Photo of John Ellis’s office at CERN

Hat tip to Dr Woit, who spotted the message on the skeleton in a CERN news page about the crisis in theoretical physics.  John Ellis, CBE, FRS is the James Clerk Maxwell professor of theoretical physics at King’s College London.

Photo credit: Sophia Bennett CERN photo of John Ellis (freely usable for non-commercial purposes; since CERN is funded by taxpayers).Sophia Bennett CERN photo of John Ellis

John Ellis CERN

John Ellis CERN2

Enlargements of the political message of dogmatic consensus based “mainstream science”. Inflation and SUSY are complex epicycle type interpretations of evidence which survive by dominating the landscape, effectively squashing attempts to get the mainstream to investigate other options that actually work and make useful predictions that have been confirmed afterwards.

3 thoughts on “Photo of John Ellis’s office at CERN

  1. Hi, Nige

    I am interested in your modified Le Sage (push) gravity idea. It seems to make a lot of sense to me and I can’t see why the traditional criticism of it is necessarily valid because, as you point out, that criticism depends on a very outdated (19th century) assumption about the sort of particle involved.

    I see how it accounts for the basic Newtonian 1/r^2 force, but I think you would agree that it must account for all the effects of general relativity as well,

    Unfortunately, i am not smart enough to figure out how that works.

    Do you have pages here (or perhaps somewhere else on the web) devoted to explaining how your theory accounts for precession of Mercury’s perihelion? or for the gravitational redshift? (and effect of gravity on clocks in general) and all the rest of the known GR effects?

    I will check back for a response.

    Thanks in advance.

  2. Yes, quantum gravity as I show at http://vixra.org/pdf/1302.0004v2.pdf as well as http://vixra.org/pdf/1301.0187v1.pdf and with diagrams that are easy to grasp and understand at http://vixra.org/pdf/1111.0111v1.pdf or http://vixra.org/abs/1111.0111 does predict all non-Newtonian gravitational contraction effects, which replicate and derive general relativity’s predictions precisely, just as you list! In fact, Einstein’s own original derivation of the field equations show that energy conservation accounts for the contraction numerically, which is precisely what we’re doing physically. Newton’s equation ignores the fact that a falling apple can’t acquire kinetic energy from nothing. What’s occurring is that the gravitational field’s potential energy is being reduced as the apple acquires a corresponding amount of kinetic energy.

    All of the general relativity predictions that differ from Newton’s come from the contraction term, which Feynman showed (see his 1963 Lectures on Physics) is a contraction, a gravitational version of the Lorentz-Fitzgerald contraction of restricted or special relativity.

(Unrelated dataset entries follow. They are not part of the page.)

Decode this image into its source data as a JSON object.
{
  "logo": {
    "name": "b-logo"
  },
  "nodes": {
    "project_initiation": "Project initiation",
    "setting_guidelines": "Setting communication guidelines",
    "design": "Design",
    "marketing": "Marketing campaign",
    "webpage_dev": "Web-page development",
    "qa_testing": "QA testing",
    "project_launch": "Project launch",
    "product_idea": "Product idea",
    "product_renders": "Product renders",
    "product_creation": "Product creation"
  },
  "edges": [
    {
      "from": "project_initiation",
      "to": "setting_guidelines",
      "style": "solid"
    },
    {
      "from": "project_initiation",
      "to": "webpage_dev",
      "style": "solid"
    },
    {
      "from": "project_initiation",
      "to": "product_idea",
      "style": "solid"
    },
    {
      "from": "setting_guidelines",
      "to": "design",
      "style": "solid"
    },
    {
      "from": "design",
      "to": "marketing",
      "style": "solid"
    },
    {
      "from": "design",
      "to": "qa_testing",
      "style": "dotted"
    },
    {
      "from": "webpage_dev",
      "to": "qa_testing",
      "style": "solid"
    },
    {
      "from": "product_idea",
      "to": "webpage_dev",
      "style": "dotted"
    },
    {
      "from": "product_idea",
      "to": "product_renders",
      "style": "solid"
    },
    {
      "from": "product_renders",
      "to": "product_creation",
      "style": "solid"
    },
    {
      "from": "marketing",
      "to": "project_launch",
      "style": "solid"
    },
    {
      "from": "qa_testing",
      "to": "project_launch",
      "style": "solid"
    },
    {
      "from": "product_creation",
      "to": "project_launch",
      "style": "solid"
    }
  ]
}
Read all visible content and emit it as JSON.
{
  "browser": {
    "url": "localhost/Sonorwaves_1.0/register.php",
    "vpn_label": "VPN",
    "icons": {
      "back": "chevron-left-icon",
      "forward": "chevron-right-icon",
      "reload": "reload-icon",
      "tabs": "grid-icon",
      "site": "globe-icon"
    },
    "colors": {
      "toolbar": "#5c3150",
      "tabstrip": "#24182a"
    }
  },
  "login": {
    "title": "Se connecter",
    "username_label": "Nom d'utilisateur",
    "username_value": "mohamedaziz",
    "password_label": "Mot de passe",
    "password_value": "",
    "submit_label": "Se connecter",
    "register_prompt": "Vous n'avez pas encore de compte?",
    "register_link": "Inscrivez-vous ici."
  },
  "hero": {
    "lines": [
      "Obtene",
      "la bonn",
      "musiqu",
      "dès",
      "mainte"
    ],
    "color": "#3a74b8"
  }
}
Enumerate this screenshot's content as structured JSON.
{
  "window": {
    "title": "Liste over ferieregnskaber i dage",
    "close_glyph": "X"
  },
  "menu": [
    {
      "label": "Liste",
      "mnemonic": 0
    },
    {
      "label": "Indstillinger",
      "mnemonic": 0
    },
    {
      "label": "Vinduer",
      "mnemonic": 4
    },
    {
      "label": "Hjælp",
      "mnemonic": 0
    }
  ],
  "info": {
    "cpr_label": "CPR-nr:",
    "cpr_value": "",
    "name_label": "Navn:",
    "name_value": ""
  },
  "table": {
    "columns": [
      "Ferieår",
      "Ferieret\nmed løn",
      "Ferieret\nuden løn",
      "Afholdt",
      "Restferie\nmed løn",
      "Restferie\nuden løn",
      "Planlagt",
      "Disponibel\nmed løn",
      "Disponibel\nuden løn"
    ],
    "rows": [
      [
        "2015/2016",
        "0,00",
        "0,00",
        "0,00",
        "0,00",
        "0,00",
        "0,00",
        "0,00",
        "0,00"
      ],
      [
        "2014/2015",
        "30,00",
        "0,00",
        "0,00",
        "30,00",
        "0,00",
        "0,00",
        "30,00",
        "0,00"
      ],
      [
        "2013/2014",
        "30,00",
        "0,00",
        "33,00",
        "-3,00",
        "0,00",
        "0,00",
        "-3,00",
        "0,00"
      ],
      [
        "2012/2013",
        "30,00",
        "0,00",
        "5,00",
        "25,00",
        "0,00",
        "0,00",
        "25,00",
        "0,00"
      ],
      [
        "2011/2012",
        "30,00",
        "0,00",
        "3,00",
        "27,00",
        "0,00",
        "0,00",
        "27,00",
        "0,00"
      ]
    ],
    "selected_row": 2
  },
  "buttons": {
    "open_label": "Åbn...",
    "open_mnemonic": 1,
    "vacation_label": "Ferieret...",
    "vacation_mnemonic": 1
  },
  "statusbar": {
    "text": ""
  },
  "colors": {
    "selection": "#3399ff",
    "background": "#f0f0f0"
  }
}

    The contraction due to the distortion of space is small for most Newtonian situations; in fact it is something like 1.5mm for Earth’s mass equivalent. You get it by replacing v in the Lorentz transformation with escape velocity, and dividing the resulting contraction by 3 to account for the fact that only 1 dimension is contracted by linear motion (the dimension in the direction of that motion), whereas gravitational compression contracts three spatial dimensions.

    In fact, the key differences between Newtonian gravitation and the mechanism of quantum gravity in http://vixra.org/abs/1111.0111 are that the quantum gravity mechanism predicts additionally (1) all of local general relativity predictions, (2) predicts dark energy quantitatively, which general relativity fails to do, and (3) predicts the quantization of masses, which neither Newtonian gravity nor general relativity does.